Published online Jun 26, 2013. doi: 10.4330/wjc.v5.i6.164
Revised: April 6, 2013
Accepted: May 16, 2013
Published online: June 26, 2013
Peroxisome-proliferator-activated receptors (PPARs) comprise three subtypes (PPARα, δ and γ) to form a nuclear receptor superfamily. PPARs act as key transcriptional regulators of lipid metabolism, mitochondrial biogenesis, and anti-oxidant defense. While their roles in regulating lipid metabolism have been well established, the role of PPARs in regulating redox activity remains incompletely understood. Since redox activity is an integral part of oxidative metabolism, it is not surprising that changes in PPAR signaling in a specific cell or tissue will lead to alteration of redox state. The effects of PPAR signaling are directly related to PPAR expression, protein activities and PPAR interactions with their coregulators. The three subtypes of PPARs regulate cellular lipid and energy metabolism in most tissues in the body with overlapping and preferential effects on different metabolic steps depending on a specific tissue. Adding to the complexity, specific ligands of each PPAR subtype may also display different potencies and specificities of their role on regulating the redox pathways. Moreover, the intensity and extension of redox regulation by each PPAR subtype are varied depending on different tissues and cell types. Both beneficial and adverse effects of PPAR ligands against cardiovascular disorders have been extensively studied by many groups. The purpose of the review is to summarize the effects of each PPAR on regulating redox and the underlying mechanisms, as well as to discuss the implications in the cardiovascular system.
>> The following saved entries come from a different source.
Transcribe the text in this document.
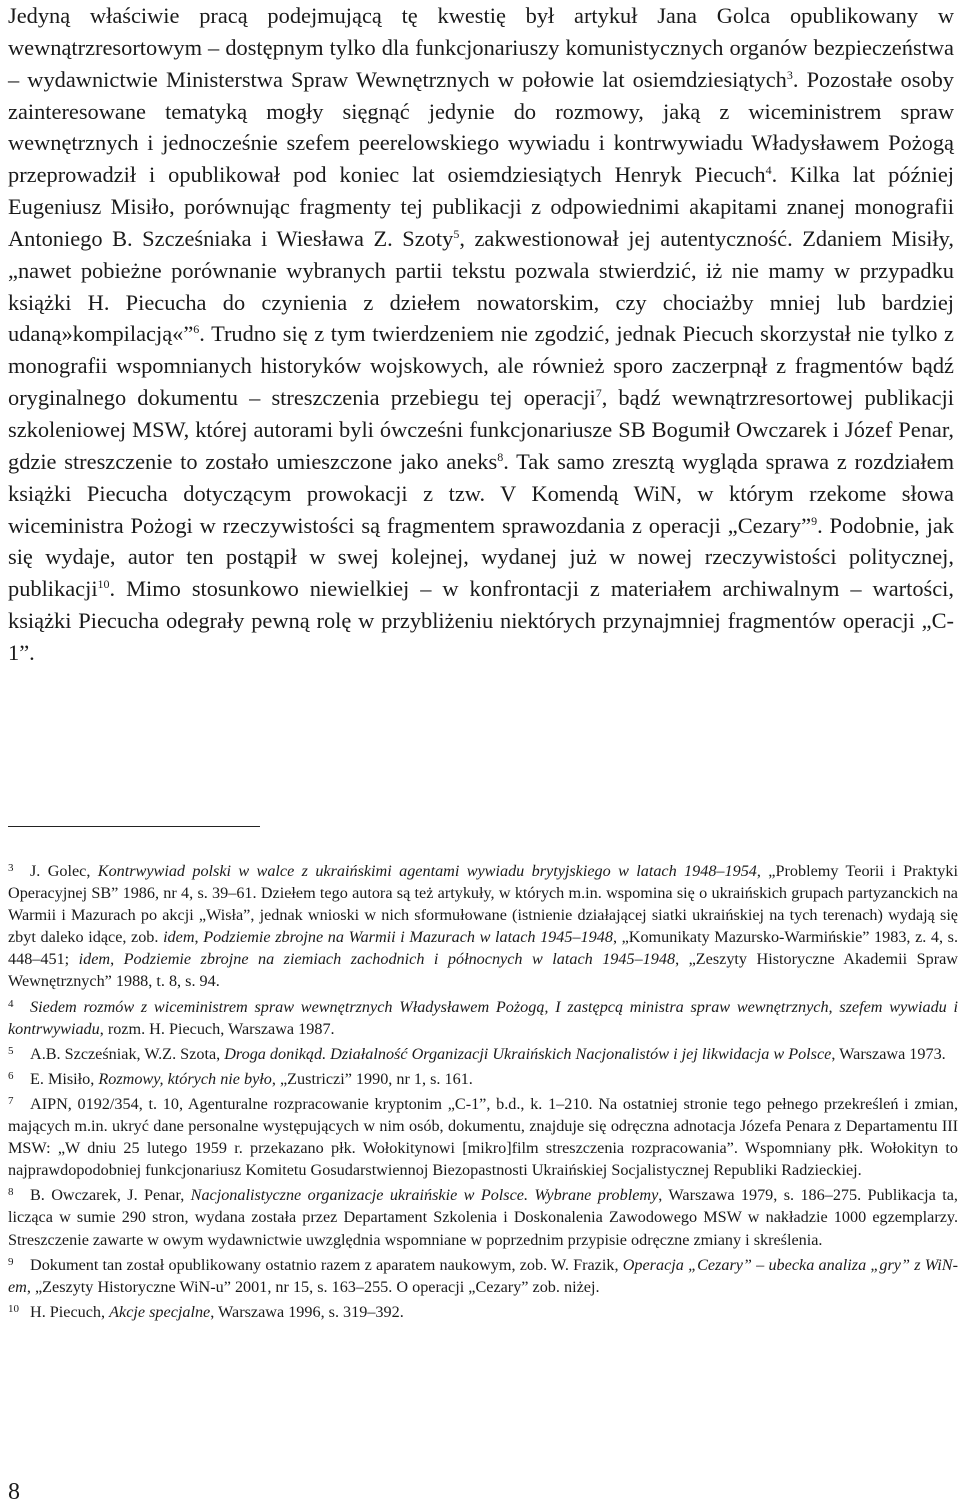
Jedyną właściwie pracą podejmującą tę kwestię był artykuł Jana Golca opublikowany w wewnątrzresortowym – dostępnym tylko dla funkcjonariuszy komunistycznych organów bezpieczeństwa – wydawnictwie Ministerstwa Spraw Wewnętrznych w połowie lat osiemdziesiątych$^3$. Pozostałe osoby zainteresowane tematyką mogły sięgnąć jedynie do rozmowy, jaką z wiceministrem spraw wewnętrznych i jednocześnie szefem peerelowskiego wywiadu i kontrwywiadu Władysławem Pożogą przeprowadził i opublikował pod koniec lat osiemdziesiątych Henryk Piecuch$^4$. Kilka lat później Eugeniusz Misiło, porównując fragmenty tej publikacji z odpowiednimi akapitami znanej monografii Antoniego B. Szcześniaka i Wiesława Z. Szoty$^5$, zakwestionował jej autentyczność. Zdaniem Misiły, „nawet pobieżne porównanie wybranych partii tekstu pozwala stwierdzić, iż nie mamy w przypadku książki H. Piecucha do czynienia z dziełem nowatorskim, czy chociażby mniej lub bardziej udaną»kompilacją«”$^6$. Trudno się z tym twierdzeniem nie zgodzić, jednak Piecuch skorzystał nie tylko z monografii wspomnianych historyków wojskowych, ale również sporo zaczerpnął z fragmentów bądź oryginalnego dokumentu – streszczenia przebiegu tej operacji$^7$, bądź wewnątrzresortowej publikacji szkoleniowej MSW, której autorami byli ówcześni funkcjonariusze SB Bogumił Owczarek i Józef Penar, gdzie streszczenie to zostało umieszczone jako aneks$^8$. Tak samo zresztą wygląda sprawa z rozdziałem książki Piecucha dotyczącym prowokacji z tzw. V Komendą WiN, w którym rzekome słowa wiceministra Pożogi w rzeczywistości są fragmentem sprawozdania z operacji „Cezary”$^9$. Podobnie, jak się wydaje, autor ten postąpił w swej kolejnej, wydanej już w nowej rzeczywistości politycznej, publikacji$^{10}$. Mimo stosunkowo niewielkiej – w konfrontacji z materiałem archiwalnym – wartości, książki Piecucha odegrały pewną rolę w przybliżeniu niektórych przynajmniej fragmentów operacji „C-1”.

3 J. Golec, Kontrwywiad polski w walce z ukraińskimi agentami wywiadu brytyjskiego w latach 1948–1954, „Problemy Teorii i Praktyki Operacyjnej SB” 1986, nr 4, s. 39–61. Dziełem tego autora są też artykuły, w których m.in. wspomina się o ukraińskich grupach partyzanckich na Warmii i Mazurach po akcji „Wisła”, jednak wnioski w nich sformułowane (istnienie działającej siatki ukraińskiej na tych terenach) wydają się zbyt daleko idące, zob. idem, Podziemie zbrojne na Warmii i Mazurach w latach 1945–1948, „Komunikaty Mazursko-Warmińskie” 1983, z. 4, s. 448–451; idem, Podziemie zbrojne na ziemiach zachodnich i północnych w latach 1945–1948, „Zeszyty Historyczne Akademii Spraw Wewnętrznych” 1988, t. 8, s. 94.

4 Siedem rozmów z wiceministrem spraw wewnętrznych Władysławem Pożogą, I zastępcą ministra spraw wewnętrznych, szefem wywiadu i kontrwywiadu, rozm. H. Piecuch, Warszawa 1987.

5 A.B. Szcześniak, W.Z. Szota, Droga donikąd. Działalność Organizacji Ukraińskich Nacjonalistów i jej likwidacja w Polsce, Warszawa 1973.

6 E. Misiło, Rozmowy, których nie było, „Zustriczi” 1990, nr 1, s. 161.

7 AIPN, 0192/354, t. 10, Agenturalne rozpracowanie kryptonim „C-1”, b.d., k. 1–210. Na ostatniej stronie tego pełnego przekreśleń i zmian, mających m.in. ukryć dane personalne występujących w nim osób, dokumentu, znajduje się odręczna adnotacja Józefa Penara z Departamentu III MSW: „W dniu 25 lutego 1959 r. przekazano płk. Wołokitynowi [mikro]film streszczenia rozpracowania”. Wspomniany płk. Wołokityn to najprawdopodobniej funkcjonariusz Komitetu Gosudarstwiennoj Biezopastnosti Ukraińskiej Socjalistycznej Republiki Radzieckiej.

8 B. Owczarek, J. Penar, Nacjonalistyczne organizacje ukraińskie w Polsce. Wybrane problemy, Warszawa 1979, s. 186–275. Publikacja ta, licząca w sumie 290 stron, wydana została przez Departament Szkolenia i Doskonalenia Zawodowego MSW w nakładzie 1000 egzemplarzy. Streszczenie zawarte w owym wydawnictwie uwzględnia wspomniane w poprzednim przypisie odręczne zmiany i skreślenia.

9 Dokument tan został opublikowany ostatnio razem z aparatem naukowym, zob. W. Frazik, Operacja „Cezary” – ubecka analiza „gry” z WiN-em, „Zeszyty Historyczne WiN-u” 2001, nr 15, s. 163–255. O operacji „Cezary” zob. niżej.

10 H. Piecuch, Akcje specjalne, Warszawa 1996, s. 319–392.

8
Core tip: Numerous studies have shown that peroxisome-proliferator-activated receptors (PPARs) ligands can modulate antioxidants via various mechanisms. Importantly, direct transcriptional regulation of antioxidant genes, such as thioredoxin-1, glutathione peroxidase 3, sestrin-1, catalase, superoxide dismutase (SOD)1, SOD2, and heme oxygenase, is established by identifying functional PPAR responsive element in promoter regions of the above genes. This review summarizes how these important antioxidant genes are regulated by each subtype of PPARs in response to oxidative stress in the cardiovascular system and how oxidative stress affects PPAR function, as well as the biological implications in the cardiovascular system.